UNC’s Jazz Festival Profile: Swingle Singers

by David Ochoa

The Swingle Singers

swingle-singersRecently, a viral video surfaced of a construction worker boarding a crowded subway train. He starts beat boxing, using a cardboard coffee cup to amplify the sounds coming out of his mouth. After some bewildered stares another passenger starts singing. And then another. And another.

This wasn’t an amateur flash mob by university students. It was an expertly executed a cappella arrangement of “Soul Bossa Nova,” the main theme from Austin Powers, sung by the Swingle Singers. While music editors and record stores are quick to give the septet a vocal jazz label, their repertoire and genre-bending skills have set them apart for nearly six decades.

swingleThe group has a long history of mixing genre’s that traditionally don’t belong together. Their first album, Jazz Sébastien Bach, was recorded after American-born Ward Swingle gathered a group of Parisian session singers to sing some of Bach’s keyboard music. The resulting music featured vocal arrangements of Bach’s music over a jazz rhythm section of upright bass and drums, which led to a Grammys for Best New Artist and Best Performance by a Chorus, as well as a Grammy nomination for Album of the Year.
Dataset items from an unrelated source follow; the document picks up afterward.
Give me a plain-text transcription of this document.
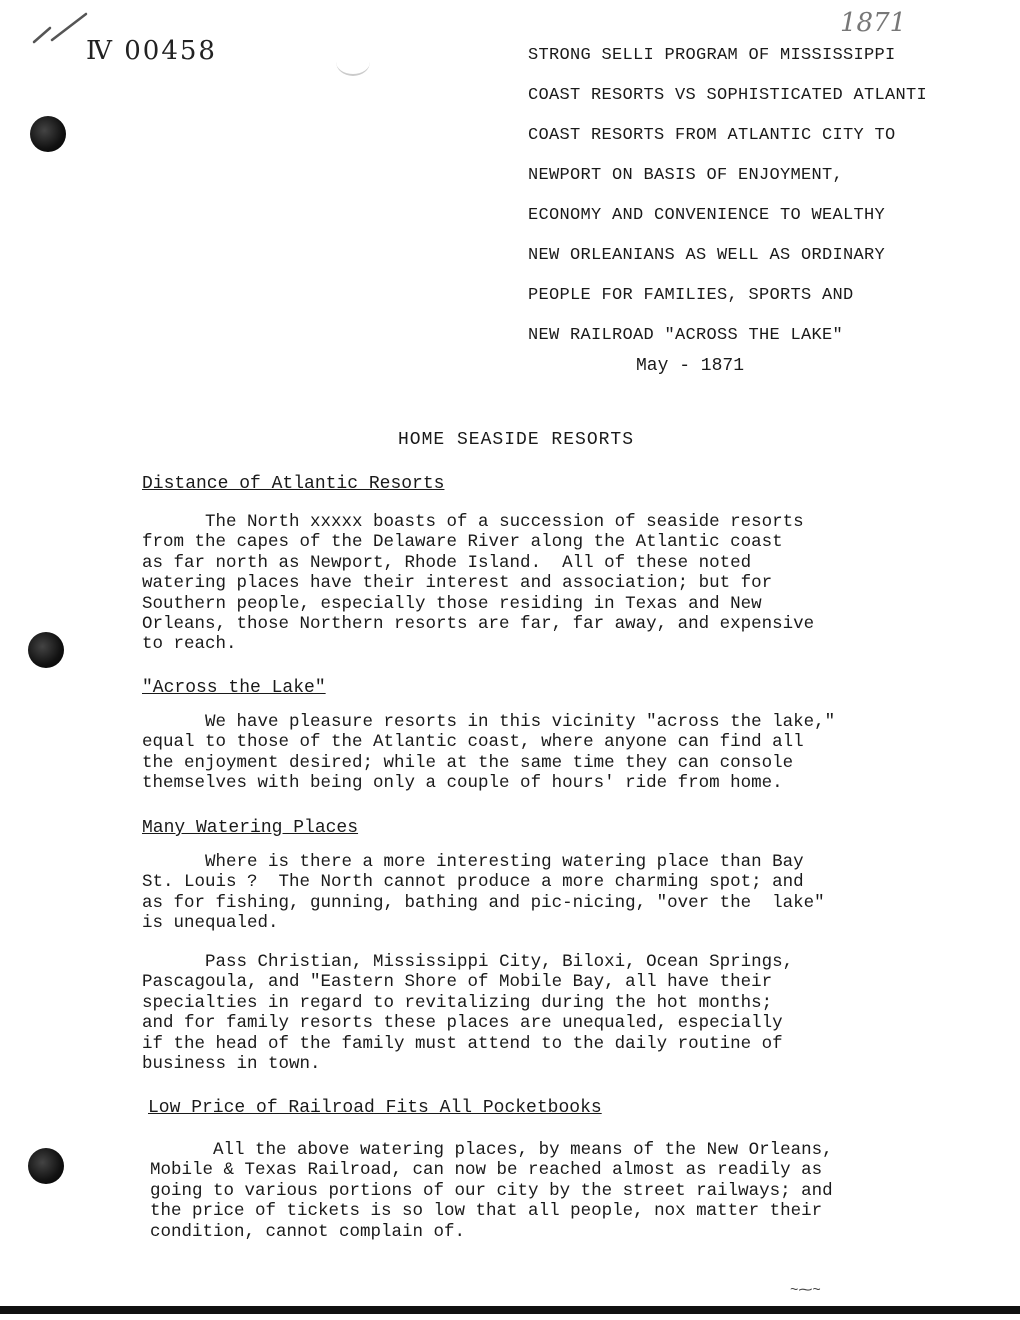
Ⅳ 00458
1871
STRONG SELLI PROGRAM OF MISSISSIPPI
COAST RESORTS VS SOPHISTICATED ATLANTI
COAST RESORTS FROM ATLANTIC CITY TO
NEWPORT ON BASIS OF ENJOYMENT,
ECONOMY AND CONVENIENCE TO WEALTHY
NEW ORLEANIANS AS WELL AS ORDINARY
PEOPLE FOR FAMILIES, SPORTS AND
NEW RAILROAD "ACROSS THE LAKE"
May - 1871
HOME SEASIDE RESORTS
Distance of Atlantic Resorts
The North xxxxx boasts of a succession of seaside resorts
from the capes of the Delaware River along the Atlantic coast
as far north as Newport, Rhode Island.  All of these noted
watering places have their interest and association; but for
Southern people, especially those residing in Texas and New
Orleans, those Northern resorts are far, far away, and expensive
to reach.
"Across the Lake"
We have pleasure resorts in this vicinity "across the lake,"
equal to those of the Atlantic coast, where anyone can find all
the enjoyment desired; while at the same time they can console
themselves with being only a couple of hours' ride from home.
Many Watering Places
Where is there a more interesting watering place than Bay
St. Louis ?  The North cannot produce a more charming spot; and
as for fishing, gunning, bathing and pic-nicing, "over the  lake"
is unequaled.
Pass Christian, Mississippi City, Biloxi, Ocean Springs,
Pascagoula, and "Eastern Shore of Mobile Bay, all have their
specialties in regard to revitalizing during the hot months;
and for family resorts these places are unequaled, especially
if the head of the family must attend to the daily routine of
business in town.
Low Price of Railroad Fits All Pocketbooks
All the above watering places, by means of the New Orleans,
Mobile & Texas Railroad, can now be reached almost as readily as
going to various portions of our city by the street railways; and
the price of tickets is so low that all people, nox matter their
condition, cannot complain of.
~⁓~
Now based in London, the group’s flexibility has granted them performing opportunities ranging from collaborations with the Modern Jazz Quartet to soundtracks for “Sex and The City” and “Glee.”

When we spoke with bassist Edward Randell, he took time to explain to BandWagon that with such a wide and diverse range, the audience is ultimately what dictates the concert repertoire.

“Since the very first album in 1963 the group’s had fun with juxtaposing different genres and moods, and we like to take audiences to surprising places. Our current show includes everything from Turkish folk to British indie to some classic Bach and Debussy. We also have a whole bunch of new original songs that we’re particularly excited about,” he said.

He continued by saying, “As a general rule, we find that the music we’re most creatively invested in is also the music we can communicate with the most passion and charisma, which is what audiences respond to above all else.”

To the music students that may be in the audience Randell had some words of wisdom, “Well, it’s a bit of a cliché, but nonetheless true: listen to everybody else, and then find your own sound.” It’s advice that has fared the Swingle Singers well.